A Deep Learning Approach for Repairing Missing Activity Labels in Event Logs for Process Mining
This work addresses a specific bottleneck in process mining for improving model discovery accuracy, but it is incremental as it builds on prior repair methods with a deep learning approach.
The paper tackles the problem of missing activity labels in event logs for process mining, which hinders process discovery algorithms, by proposing an LSTM-based prediction model that uses prefix and suffix sequences and additional attributes; evaluation on public datasets shows it consistently outperforms existing methods in repairing missing labels.

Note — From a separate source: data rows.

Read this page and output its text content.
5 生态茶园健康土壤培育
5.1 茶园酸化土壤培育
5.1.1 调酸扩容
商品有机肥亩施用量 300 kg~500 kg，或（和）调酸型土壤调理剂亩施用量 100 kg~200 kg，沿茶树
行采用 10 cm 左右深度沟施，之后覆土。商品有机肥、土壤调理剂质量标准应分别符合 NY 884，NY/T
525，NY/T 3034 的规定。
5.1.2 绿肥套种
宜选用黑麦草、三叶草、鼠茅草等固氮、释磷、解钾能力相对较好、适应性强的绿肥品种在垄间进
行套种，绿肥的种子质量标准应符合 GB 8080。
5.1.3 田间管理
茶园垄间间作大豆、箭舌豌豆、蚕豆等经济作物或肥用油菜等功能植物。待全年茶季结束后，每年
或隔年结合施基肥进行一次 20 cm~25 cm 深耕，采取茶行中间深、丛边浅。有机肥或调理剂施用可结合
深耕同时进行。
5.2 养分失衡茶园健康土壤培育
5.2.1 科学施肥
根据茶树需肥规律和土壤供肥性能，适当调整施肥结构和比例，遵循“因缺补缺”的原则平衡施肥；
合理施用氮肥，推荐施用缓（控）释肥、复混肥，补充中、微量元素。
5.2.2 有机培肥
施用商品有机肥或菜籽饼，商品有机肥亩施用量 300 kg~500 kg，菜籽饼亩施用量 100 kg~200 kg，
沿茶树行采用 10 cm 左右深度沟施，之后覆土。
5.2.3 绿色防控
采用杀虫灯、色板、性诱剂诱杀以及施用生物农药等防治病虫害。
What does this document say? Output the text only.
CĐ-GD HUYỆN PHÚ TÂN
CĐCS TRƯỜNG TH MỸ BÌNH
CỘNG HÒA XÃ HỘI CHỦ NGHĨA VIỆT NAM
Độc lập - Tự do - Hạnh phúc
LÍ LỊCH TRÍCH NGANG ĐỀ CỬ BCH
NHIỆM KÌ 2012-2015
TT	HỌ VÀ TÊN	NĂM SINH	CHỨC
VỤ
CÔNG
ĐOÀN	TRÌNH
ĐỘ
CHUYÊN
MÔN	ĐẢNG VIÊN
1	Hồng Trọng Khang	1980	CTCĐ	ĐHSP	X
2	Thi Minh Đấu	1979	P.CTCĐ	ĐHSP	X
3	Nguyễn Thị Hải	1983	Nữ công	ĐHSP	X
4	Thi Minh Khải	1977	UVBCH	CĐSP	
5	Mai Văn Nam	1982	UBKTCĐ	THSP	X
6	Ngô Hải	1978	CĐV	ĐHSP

Process mining is a relatively new subject that builds a bridge between traditional process modeling and data mining. Process discovery is one of the most critical parts of process mining, which aims at discovering process models automatically from event logs. The performance of existing process discovery algorithms can be affected when there are missing activity labels in event logs. Several methods have been proposed to repair missing activity labels, but their accuracy can drop when a large number of activity labels are missing. In this paper, we propose an LSTM-based prediction model to predict the missing activity labels in event logs. The proposed model takes both the prefix and suffix sequences of the events with missing activity labels as input. Additional attributes of event logs are also utilized to improve the performance. Our evaluation of several publicly available datasets shows that the proposed method performed consistently better than existing methods in terms of repairing missing activity labels in event logs.